Typically an 88.2 kHz sampled system will have an antialias filter that cuts steeply at 40 kHz or some slightly higher frequency. The solution proposed in the paper is to ‘apodise’, that is to filter more gently starting at 20 kHz or a slightly higher and tapering down to zero by about 40 kHz. The sharp band-edge above 40 kHz is thereby rendered innocuous, since the apodising filter has removed the signal energy at frequencies that would provoke ringing or pre-responses. There remains some pre- and/or post-response from the apodising filter itself, but this can be much shorter in time since its transition band, from 20 kHz to 40 kHz, is much wider.
The situation is much less favourable for 44.1 kHz recordings. For these recordings it has generally been considered ideal to use a downsampling or antialias filter with a response flat to 20 kHz and then cutting sharply to be essentially zero by the Nyquist frequency of 22.05 kHz. It is thus not possible for an apodising filter to taper the response gently to zero by the frequency of the sharp-cut filter unless the apodising filter starts to taper at a lower frequency such as 15 kHz, which is not generally considered acceptable.
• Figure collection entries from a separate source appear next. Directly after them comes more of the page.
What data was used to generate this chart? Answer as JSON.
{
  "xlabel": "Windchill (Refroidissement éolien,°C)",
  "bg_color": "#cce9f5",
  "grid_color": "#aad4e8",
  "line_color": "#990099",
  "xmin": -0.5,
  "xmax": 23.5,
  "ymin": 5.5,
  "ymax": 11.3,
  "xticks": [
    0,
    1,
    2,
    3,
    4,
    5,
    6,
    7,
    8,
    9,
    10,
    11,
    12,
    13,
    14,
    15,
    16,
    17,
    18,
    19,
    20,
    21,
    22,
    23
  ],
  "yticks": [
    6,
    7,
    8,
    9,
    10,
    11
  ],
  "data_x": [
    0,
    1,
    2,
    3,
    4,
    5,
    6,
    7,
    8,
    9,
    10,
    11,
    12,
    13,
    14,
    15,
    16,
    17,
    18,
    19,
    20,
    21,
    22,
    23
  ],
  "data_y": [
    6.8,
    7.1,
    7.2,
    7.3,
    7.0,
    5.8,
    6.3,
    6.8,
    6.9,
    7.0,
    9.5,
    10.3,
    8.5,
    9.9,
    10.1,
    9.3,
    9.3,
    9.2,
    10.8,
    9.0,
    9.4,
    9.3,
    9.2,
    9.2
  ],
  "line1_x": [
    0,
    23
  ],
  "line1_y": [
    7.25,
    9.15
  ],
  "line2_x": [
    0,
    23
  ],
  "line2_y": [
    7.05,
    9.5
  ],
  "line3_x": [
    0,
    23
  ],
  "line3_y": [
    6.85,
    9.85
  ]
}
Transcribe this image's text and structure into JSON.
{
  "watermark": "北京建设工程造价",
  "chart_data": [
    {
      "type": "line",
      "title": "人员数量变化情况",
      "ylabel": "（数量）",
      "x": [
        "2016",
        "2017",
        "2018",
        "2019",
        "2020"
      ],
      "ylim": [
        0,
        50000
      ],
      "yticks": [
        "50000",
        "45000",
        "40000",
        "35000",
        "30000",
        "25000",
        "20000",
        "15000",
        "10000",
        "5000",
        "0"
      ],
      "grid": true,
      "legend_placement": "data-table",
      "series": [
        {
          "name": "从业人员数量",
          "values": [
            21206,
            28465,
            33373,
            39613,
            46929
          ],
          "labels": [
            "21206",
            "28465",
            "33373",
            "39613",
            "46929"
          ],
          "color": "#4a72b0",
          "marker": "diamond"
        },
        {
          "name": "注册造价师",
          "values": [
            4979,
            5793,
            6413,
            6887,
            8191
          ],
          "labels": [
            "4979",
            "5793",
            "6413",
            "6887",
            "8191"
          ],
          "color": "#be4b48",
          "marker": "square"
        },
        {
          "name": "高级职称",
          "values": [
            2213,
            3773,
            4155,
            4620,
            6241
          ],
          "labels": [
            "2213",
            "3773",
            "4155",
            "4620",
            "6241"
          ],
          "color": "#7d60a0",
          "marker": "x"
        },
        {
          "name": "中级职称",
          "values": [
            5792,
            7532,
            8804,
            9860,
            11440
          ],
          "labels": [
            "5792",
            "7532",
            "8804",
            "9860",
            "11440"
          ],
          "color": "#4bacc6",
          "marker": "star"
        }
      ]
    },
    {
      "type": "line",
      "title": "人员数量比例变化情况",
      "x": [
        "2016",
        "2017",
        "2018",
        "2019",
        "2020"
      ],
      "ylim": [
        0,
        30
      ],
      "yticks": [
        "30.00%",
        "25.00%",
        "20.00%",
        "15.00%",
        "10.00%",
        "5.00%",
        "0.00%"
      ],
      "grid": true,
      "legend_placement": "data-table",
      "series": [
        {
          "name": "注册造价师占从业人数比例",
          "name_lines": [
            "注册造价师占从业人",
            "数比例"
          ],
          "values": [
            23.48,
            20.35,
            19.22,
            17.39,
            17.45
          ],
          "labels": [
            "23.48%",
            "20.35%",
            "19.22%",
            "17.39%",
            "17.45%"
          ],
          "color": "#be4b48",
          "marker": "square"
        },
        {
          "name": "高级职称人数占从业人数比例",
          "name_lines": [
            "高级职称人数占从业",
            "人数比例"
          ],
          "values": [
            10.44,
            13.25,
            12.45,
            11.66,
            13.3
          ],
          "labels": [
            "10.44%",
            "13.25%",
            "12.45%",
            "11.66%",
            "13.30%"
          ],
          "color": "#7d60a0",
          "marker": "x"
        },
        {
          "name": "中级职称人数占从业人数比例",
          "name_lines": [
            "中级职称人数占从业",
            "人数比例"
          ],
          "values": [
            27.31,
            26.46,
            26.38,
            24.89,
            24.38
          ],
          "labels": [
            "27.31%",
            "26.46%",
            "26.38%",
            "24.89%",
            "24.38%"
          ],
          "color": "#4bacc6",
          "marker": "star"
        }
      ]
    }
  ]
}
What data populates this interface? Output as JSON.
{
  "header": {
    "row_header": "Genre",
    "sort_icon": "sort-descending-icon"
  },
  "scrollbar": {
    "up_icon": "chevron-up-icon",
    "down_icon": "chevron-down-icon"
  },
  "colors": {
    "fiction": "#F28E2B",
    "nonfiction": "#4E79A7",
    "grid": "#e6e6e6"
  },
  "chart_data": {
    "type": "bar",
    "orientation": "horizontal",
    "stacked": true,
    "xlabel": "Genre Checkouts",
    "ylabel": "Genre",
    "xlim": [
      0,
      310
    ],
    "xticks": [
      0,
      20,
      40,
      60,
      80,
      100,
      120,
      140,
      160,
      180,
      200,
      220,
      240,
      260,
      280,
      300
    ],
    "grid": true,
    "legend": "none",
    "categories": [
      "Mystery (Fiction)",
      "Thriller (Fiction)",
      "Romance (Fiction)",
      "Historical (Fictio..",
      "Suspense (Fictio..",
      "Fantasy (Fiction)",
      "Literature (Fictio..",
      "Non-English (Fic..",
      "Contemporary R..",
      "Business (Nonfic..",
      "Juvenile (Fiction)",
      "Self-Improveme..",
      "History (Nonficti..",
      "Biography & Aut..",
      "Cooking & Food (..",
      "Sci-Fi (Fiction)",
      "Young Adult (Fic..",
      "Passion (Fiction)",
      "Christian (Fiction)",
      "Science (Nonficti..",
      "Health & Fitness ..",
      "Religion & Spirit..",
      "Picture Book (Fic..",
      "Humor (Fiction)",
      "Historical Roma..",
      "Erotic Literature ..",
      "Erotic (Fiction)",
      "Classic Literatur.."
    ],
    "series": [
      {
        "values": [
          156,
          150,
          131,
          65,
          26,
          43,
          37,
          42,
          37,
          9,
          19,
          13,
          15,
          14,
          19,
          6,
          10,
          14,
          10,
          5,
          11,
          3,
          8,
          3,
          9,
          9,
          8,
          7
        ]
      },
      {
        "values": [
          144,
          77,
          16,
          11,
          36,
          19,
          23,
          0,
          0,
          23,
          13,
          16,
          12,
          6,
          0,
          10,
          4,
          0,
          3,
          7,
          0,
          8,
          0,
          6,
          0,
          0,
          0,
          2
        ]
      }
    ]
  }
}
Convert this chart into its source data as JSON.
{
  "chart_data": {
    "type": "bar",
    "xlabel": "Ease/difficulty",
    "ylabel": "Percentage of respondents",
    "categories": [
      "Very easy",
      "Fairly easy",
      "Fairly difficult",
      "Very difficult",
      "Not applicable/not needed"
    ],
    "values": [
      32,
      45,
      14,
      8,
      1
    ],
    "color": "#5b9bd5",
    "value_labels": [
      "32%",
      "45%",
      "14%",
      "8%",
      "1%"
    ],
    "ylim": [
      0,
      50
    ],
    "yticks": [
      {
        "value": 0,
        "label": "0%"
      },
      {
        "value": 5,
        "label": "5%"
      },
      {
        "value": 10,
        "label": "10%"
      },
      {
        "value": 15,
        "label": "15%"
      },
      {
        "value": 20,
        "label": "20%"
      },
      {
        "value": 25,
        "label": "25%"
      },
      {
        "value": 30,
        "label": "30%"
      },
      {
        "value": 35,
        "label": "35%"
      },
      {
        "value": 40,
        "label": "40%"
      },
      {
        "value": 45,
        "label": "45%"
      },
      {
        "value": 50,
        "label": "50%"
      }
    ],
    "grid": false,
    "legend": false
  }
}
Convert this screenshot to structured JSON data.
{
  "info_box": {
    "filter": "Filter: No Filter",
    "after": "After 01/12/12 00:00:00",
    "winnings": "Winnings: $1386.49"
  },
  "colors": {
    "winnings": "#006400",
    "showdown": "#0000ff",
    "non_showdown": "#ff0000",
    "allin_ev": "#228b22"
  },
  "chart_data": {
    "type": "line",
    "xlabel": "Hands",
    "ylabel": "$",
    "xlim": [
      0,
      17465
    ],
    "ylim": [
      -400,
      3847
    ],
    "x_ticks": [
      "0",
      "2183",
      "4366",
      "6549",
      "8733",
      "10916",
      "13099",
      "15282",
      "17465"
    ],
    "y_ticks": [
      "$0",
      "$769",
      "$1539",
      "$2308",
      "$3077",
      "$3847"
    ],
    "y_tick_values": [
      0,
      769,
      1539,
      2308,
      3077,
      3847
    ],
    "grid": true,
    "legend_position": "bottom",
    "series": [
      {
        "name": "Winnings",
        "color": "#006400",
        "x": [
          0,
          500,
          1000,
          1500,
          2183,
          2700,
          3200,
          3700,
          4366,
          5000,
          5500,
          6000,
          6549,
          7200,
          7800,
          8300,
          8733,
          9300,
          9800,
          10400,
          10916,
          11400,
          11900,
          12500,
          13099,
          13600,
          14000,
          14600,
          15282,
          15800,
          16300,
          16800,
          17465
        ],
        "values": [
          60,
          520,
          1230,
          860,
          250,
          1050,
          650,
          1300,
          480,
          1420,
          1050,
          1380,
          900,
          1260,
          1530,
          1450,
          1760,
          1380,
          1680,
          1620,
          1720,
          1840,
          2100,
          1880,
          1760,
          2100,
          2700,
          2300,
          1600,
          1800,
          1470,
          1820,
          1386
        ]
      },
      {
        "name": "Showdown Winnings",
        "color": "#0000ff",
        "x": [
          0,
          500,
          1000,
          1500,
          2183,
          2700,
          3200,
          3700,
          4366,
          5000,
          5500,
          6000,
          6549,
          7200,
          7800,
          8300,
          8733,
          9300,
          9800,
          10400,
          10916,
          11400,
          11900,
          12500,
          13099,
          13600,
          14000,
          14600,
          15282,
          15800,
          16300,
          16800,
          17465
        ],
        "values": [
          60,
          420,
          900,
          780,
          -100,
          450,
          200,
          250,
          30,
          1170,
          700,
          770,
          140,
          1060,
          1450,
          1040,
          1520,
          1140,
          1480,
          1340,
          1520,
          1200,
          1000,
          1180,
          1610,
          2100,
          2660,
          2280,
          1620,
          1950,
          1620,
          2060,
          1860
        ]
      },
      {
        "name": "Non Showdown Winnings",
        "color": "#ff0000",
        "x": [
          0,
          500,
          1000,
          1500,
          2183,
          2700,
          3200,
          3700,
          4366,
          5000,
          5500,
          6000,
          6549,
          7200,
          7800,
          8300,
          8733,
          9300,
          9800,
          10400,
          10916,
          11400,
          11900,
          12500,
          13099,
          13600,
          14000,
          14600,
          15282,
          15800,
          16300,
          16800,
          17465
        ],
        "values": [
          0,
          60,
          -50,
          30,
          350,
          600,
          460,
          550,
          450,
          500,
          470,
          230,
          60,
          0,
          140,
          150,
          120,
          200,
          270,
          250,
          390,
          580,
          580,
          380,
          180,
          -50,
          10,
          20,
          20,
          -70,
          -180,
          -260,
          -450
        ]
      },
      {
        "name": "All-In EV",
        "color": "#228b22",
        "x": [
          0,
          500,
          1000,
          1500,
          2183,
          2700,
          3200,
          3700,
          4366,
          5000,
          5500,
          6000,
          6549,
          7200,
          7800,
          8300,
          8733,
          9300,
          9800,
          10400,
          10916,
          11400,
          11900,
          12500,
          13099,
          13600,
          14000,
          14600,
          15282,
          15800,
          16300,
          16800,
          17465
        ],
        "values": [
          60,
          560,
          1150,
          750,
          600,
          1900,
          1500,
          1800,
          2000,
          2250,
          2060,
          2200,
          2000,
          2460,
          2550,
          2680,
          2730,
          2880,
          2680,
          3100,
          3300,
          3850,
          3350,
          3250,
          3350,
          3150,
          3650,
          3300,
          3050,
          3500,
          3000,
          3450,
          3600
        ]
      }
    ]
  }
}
Sometimes it is possible to improve the sound by a filter that begins to roll off at 20 kHz but in general there is a danger that an apodiser constrained thus will simply replace one band-edge by another nearly as sharp and at a slightly lower frequency.
What is needed therefore is an improved or alternative technique to minimise the undesirable audible effects of pre-responses, especially for signals that have been stored or will be transmitted at a relatively low sampling rate such as 44.1 kHz.